American — and to a lesser extent, European — narcissism knows no bounds. It can’t be more clearly demonstrated than in all of the scientific demonstrations of how our world could come to an end. The BBC, The Science Channel and Discovery have all been very busy the past six years or so, working out scenarios in which most of humanity and life on Earth faces complete annihilation. Documentaries and shows like The Nostradamus Effect, Earth 2100 and Super Comet: After the Impact are all examples of
our obsession with the fall of our glorious civilization. But in our obsessing over our self-deluded visions of self-destruction, we’ve also made inglorious assumptions that say more about us now than any impending doom ever would.
In Super Comet, the producers and writers are especially guilty of narcissism. A comet with the destructive power of the asteroid that burrowed its way into the Yucatan peninsula 65 million years ago and provided the final death knell of the dinosaurs slams into Earth in the twenty-first century, when all attempts at stopping it have failed. A Latino man working in Texas, scientists at the Hawaiian volcano observatory near Kilauea, a Parisian family and a tribe of Pygmies in Cameroon.
After it’s all said and done — between the fiery impact, the worldwide EMP shockwave, the burning rain, the 800-degree day and the mini-Ice Age — the world limps on, with post-industrial Europeans and hunter-gatherer Cameroonian Pygmies managing to survive. Not to mention a White male scientist hooking up with an Asian female scientist on Hawaii in the process. The dumb Latino guy kept searching for his family until he reaches the impact crater in Southern Mexico, still a smouldering mess four months after impact, while the Black guy who helps get the Hawaiian couple on board a sailboat dies in a massive Pacific storm.
The subliminal message in all of this is that the world can’t continue and rebound without folks from America and Europe, with the bulk of those being, well, White folks. Though not overtly racial in bias, it’s certainly narcissistic. As if 900 million people in Sub-Saharan Africa could be reduced to Pygmies, not to mention South Asia, East Asia, South America and other parts of the world that could contribute to the rebuilding of world civilization after such a catastrophe.

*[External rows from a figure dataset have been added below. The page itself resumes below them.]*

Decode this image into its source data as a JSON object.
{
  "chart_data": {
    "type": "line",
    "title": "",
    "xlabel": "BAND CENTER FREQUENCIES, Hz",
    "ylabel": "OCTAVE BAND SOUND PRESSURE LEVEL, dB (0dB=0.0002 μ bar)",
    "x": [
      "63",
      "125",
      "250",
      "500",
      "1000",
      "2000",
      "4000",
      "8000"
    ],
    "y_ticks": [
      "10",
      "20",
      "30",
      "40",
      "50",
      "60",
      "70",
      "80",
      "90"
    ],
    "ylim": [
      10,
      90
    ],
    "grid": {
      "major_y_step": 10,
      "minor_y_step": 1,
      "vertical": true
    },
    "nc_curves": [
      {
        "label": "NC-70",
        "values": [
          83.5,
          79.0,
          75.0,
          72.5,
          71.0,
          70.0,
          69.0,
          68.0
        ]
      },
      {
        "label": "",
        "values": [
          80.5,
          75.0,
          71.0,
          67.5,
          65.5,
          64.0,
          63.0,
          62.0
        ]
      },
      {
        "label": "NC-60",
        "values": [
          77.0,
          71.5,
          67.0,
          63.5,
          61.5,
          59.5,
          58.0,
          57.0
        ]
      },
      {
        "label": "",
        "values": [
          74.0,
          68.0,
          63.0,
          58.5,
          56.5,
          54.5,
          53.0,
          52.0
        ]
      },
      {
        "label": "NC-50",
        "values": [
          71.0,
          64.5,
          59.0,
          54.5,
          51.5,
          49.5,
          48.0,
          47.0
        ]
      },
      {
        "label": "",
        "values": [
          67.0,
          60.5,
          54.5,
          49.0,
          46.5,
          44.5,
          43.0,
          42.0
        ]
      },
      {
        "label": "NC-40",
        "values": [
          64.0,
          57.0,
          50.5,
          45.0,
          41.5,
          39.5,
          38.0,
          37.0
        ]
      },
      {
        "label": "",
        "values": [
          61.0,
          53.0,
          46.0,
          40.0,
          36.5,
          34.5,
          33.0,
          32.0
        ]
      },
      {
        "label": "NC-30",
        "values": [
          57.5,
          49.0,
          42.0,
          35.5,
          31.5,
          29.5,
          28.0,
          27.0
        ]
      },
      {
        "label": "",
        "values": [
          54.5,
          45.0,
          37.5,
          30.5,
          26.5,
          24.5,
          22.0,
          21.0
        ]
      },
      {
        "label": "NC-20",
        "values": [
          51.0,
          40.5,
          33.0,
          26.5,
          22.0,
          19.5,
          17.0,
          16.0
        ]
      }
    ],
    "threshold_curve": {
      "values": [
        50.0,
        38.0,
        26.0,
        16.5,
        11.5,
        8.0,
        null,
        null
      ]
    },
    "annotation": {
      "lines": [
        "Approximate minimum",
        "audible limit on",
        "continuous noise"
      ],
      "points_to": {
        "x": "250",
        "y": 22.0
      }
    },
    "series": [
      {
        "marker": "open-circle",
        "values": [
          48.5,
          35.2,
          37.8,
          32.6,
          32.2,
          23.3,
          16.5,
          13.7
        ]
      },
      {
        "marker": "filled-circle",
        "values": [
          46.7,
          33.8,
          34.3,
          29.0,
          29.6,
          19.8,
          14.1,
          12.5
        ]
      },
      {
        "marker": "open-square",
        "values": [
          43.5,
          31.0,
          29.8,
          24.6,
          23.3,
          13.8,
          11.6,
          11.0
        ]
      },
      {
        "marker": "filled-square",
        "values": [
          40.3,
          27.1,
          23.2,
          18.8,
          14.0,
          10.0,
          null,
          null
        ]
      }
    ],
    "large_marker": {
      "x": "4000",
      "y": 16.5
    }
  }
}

But these kind of scenarios aren’t limited to Super Comet or Earth 2100. Every post-apocalyptic vision of the world after nuclear war shows civilization kaput, gone, the world without any future at all. I didn’t know that hundreds of missiles were aimed at Accra, Lagos, and Dar es Salaam, Sao Paolo, Montevideo and Rangoon. It’s as if because the rest of the developing world is in such dire straits that the producers of these docudramas have already written the Global South — not to mention ordinary indigenous people and folks of color in America and Europe — off.
It seems to me that until we get over ourselves in the US and Europe that we are doomed. Not as a world. But certainly as the world that we think is ours stops revolving around our riches and power.